Including Expected Goals Contribution in a game summary for a player helps us further our analysis of that player’s performance (comparing a game versus total season average and the team average, etc). Here it shows how great Guillaume Leclerc’s performance was on November 25, 2018, even by his season’s standards. We could also have split his Expected Goals Contribution between events (exits, entries, passes, shots) and see if his role was the same as usual over the season.
Using Sequences for Scouting
Overall, Sequences and all the metrics they enable can be used to detect patterns and strengths in other teams, at a collective level (e.g. how teams are creating Sequences most often, using which types of exits, entries, etc.), and player by player.
Here, for example, we see that Sebastien Bisaillon, a defenseman from Grenoble, has a clear preference for exiting the puck with a pass and rarely tries to carry the puck out of the zone. However, when he does, the average Expected Goals created in the following Sequence are twice as much as when he does a pass exit: 0.022 xG vs 0.011 xG. Maybe he should do it more often.
He is also a master at dumping the puck to the right place, his exits in dump lead to a shot almost three times the league average (33% vs 13%), and create more than four times more Expected Goals than the league average (0.046 xG vs 0.010).
Chad Langlais, a defenseman from Rouen, also prefers using passes to exit the zone but, unlike Bisaillon, that is also when he creates the most danger, 0.027 xG in average versus 0.014 when carrying the puck, which is below league average.
However, his most impressive performances come through a controlled zone entry. Though his lead to a shot at the same rate than the league average (50% vs 49%), he creates an average 0.37 xG, almost ten times the league average!
Conclusion
The principle of dividing a game into Sequences enables multiple levels/areas of analysis, all related to the fact that Sequences allow us to follow the chain of events inside a game. This opens a door for measuring the most effective strategies and how players contribute value overall. The level of detail we can dive into is deep and depends on how big the sample of data is.
Whether one is looking for player analysis, scouting competition, or evaluating potential trades, I believe it allows for a better view of the game overall compared to what teams and players have had in the past. Having put it to use this past season, I can tell I was only able to scratch the surface of what it can do.
In the future, any addition to the list of events we include in Sequences would allow more analysis and improve the Expected Goals Contribution calculation. Faceoffs, takeaways, details on exits and entries, etc. Maybe the NHL puck tracking will allow that. Moreover, the very way I calculated Expected Goals Contribution could be revised in the future – methods can always be improved, and I’ll likely be looking for new methods as I keep working on this. But the principle will remain.
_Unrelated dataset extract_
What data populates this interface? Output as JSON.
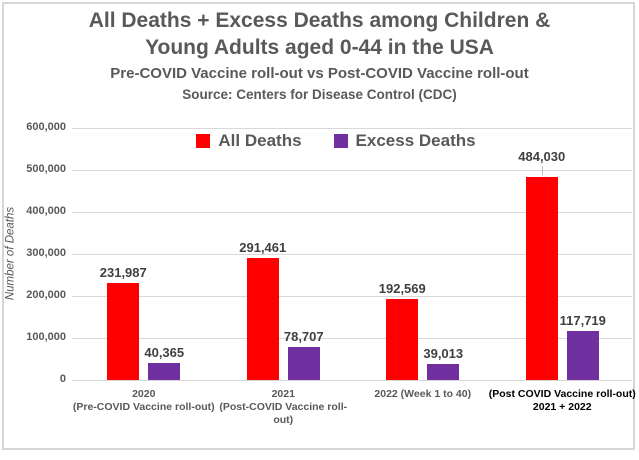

Hi,just curious about your analysis. On the post you mentioned “If a Sequence includes one or several shot attempts, its value is the sum of the Expected Goals of all those attempts.” My question is – wouldn’t the maximum possible sum be 1, no matter how many shot attempts there are. Once a goal is scored a new sequence would begin with a center ice face-off.
I am really interested in your post and just want to understand it well.
Thanks
Ron
Hi Ron, in theory yes, that could be an adjustment to be made. Though I’ve never seen a 5v5 sequence leading to more than 1 xG so far. A full Power play maybe but not at 5v5.